In summary, this study confirms that the nitrate-nitrite-NO pathway is intact in healthy, middle-aged/older adults with overweight and obesity following acute and chronic consumption of concentrated RBJ. Although consumption of the HFM led to postprandial alterations in several cardiometabolic parameters, we were unable to detect HFM-induced impairment of vascular endothelial function. Acute nor chronic RBJ or other treatment supplementation did not consistently modulate postprandial cardiometabolic responses to a HFM. Additional research in this area is needed, particularly with respect to interindividual and group variability in response to HFM and RBJ consumption.

Notes

Supported by the National Institute of Food and Agriculture, USDA, Hatch under 1009727 (SAJ, CLM, TLW). Also supported by a mini grant from the College of Health and Human Sciences at Colorado State University (SAJ). Blood biochemical analyses performed at the Colorado Clinical and Translational Sciences Institute (University of Colorado-Denver) was supported by NIH/National Center for Advancing Translational Sciences (NCATS) Colorado Clinical and Translational Science Awards (CTSA) Grant Number UL1 TR001082-04. The content is the authors’ sole responsibility and does not necessarily represent official NIH views. Funding entities had no role in the design, implementation, analysis, and/or interpretation of this study and its results.

Author disclosures: the authors report no conflicts of interest.

Supplemental Tables 1–6 are available from the “Supplementary data” link in the online posting of the article and from the same link in the online table of contents at https://academic.oup.com/cdn/.

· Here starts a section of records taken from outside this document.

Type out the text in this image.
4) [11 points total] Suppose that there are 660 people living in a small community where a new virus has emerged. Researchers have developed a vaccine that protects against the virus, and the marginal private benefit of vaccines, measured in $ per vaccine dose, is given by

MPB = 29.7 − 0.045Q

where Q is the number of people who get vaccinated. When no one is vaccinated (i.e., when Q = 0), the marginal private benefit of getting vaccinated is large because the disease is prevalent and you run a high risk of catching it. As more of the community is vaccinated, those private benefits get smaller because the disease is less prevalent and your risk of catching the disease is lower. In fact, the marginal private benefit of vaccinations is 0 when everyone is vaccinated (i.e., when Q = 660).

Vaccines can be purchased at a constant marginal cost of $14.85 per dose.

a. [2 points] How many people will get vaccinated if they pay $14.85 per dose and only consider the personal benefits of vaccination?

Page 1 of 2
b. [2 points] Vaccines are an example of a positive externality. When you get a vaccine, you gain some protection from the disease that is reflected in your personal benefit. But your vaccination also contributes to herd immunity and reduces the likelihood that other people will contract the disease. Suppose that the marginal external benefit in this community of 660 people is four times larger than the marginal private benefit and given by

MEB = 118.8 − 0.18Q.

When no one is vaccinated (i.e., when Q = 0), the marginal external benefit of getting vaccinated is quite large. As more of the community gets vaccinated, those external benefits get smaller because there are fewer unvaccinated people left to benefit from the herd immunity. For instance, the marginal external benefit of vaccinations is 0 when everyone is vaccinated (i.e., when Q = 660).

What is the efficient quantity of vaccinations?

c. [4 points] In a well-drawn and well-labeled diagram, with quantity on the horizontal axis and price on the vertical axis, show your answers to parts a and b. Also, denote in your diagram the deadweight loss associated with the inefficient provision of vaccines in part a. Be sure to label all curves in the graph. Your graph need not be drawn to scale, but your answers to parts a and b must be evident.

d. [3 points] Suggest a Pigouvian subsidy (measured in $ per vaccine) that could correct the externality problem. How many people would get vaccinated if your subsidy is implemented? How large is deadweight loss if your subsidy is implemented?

Abbreviations used: AIx, augmentation index; AIx@75, augmentation index corrected for heart rate at 75 beats per minute; aPWV, aortic pulse wave velocity; CVD, cardiovascular disease; ER, endoplasmic reticulum; FBF, forearm blood flow; FMD, flow-mediated dilation; F-RHI, Framingham-reactive hyperemia index; HFM, high-fat meal; NF-RBJ, nitrate-free red beetroot juice; NOx, nitrate/nitrite; PBMC, peripheral blood mononuclear cell; PBO, placebo; PBO + NIT, placebo plus potassium nitrate; RBJ, red beetroot juice; RHI, reactive hyperemia index.